Rolling hills and luscious landscapes. Not the image that comes to mind when most Americans picture Africa. However, in the heart of the continent lies a little treasure named Rwanda. Women in vibrant skirts and children wrapped around their bodies, carry teetering jugs of water up narrow pathways. Little boys and girls laugh and smile as they kick a ball of yarn and sticks on the brown grass.

In a country that seems so far removed from the standards of American life, you will find the happiest people on Earth. My Alternative Service Break group of twenty from NC State traveled to Rwanda over Spring Break. It was an opportunity of a lifetime.
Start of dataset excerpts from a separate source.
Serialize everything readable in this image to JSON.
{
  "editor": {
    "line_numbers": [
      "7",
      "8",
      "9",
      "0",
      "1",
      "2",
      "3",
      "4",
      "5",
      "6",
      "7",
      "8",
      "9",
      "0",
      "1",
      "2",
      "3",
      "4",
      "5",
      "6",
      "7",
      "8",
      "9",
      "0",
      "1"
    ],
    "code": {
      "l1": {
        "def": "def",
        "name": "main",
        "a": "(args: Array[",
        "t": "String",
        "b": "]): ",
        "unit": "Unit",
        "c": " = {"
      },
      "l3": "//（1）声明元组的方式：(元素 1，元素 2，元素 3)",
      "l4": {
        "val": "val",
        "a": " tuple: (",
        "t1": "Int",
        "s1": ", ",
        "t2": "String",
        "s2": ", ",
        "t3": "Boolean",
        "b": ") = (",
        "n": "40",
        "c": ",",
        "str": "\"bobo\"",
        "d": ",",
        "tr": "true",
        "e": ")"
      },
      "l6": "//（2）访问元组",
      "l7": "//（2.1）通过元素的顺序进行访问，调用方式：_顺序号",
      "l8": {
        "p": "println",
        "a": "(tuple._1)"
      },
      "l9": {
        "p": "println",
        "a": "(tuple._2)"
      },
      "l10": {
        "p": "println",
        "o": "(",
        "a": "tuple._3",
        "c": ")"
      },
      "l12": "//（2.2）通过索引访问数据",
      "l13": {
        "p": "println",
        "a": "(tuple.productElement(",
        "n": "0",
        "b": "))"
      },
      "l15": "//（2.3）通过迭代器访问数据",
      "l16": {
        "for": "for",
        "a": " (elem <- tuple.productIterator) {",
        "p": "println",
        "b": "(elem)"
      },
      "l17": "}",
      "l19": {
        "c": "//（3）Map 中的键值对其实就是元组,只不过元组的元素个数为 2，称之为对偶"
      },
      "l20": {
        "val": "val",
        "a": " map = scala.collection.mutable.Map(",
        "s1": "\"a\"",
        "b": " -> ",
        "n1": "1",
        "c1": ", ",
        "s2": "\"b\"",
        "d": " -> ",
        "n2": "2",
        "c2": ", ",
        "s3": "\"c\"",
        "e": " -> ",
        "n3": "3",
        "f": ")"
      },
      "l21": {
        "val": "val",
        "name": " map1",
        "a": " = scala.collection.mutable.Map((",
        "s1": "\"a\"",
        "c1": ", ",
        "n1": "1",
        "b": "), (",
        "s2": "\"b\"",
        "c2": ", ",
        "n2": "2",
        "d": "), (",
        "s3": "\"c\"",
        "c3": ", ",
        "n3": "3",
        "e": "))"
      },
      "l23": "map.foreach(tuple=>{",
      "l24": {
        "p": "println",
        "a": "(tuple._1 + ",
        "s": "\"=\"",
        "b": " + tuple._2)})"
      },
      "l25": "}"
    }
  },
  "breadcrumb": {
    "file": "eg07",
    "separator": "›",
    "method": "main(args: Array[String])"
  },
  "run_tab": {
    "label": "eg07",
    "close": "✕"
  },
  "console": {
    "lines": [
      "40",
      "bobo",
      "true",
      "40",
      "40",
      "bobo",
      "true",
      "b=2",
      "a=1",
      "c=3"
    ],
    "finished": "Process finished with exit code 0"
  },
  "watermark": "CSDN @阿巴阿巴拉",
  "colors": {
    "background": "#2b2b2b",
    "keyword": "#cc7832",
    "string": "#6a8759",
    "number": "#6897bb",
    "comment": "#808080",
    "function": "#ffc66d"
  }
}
We were met with kindness from every person we met, and were offered endless generosity from people who seemed to have nothing. Our purpose of the trip was to introduce engineering into the blossoming elementary school system in the country. I went in with the assumption I was going to be the one teaching, but boy did I realize I had so much to learn. The fifth grade children were curious and excited.

Our large group separated into five small ones and prepared workshops to present to the classrooms each night. Our days ended at 11:00 p.m and began at 6:00 in the morning. The food prepared for us was unbelievably rich and flavorful. The hotels we stayed at catered to our every need. At first I felt almost guilty for living in luxury adjacent to homes with mud roofs, but I quickly came to realize that air conditioning and WiFi do not directly correlate to happiness.

Each day as we drove to the rural villages, families would wave and the students would chase our buses. They wanted to learn. We worked with the students, making fabric buckets and shoes out of cardboard. Their resourceful minds crafted elaborate sandals and expertly woven buckets. At lunch break they taught us dances and we tried to sing with them until all our faces hurt from smiling and laughing. I was personally very excited to show the kids a true Southern treasure: The Cotton Eyed Joe.

In the afternoons after our work day we saw the sights. We visited the Genocide Memorial put in place after the 100 day genocide the country faced in 1994. The idea of remembrance of this event is so important to the nation. Peace and forgiveness resonate throughout every person. We saw monkeys and toured caves. We made banana beer and pottery.

I learned so much from the experience. I learned that material items do not matter when you have the people you care about around you. You can have just as much fun with a ball of sticks on a muddy field, as you can with the latest and greatest soccer ball and shining cleats.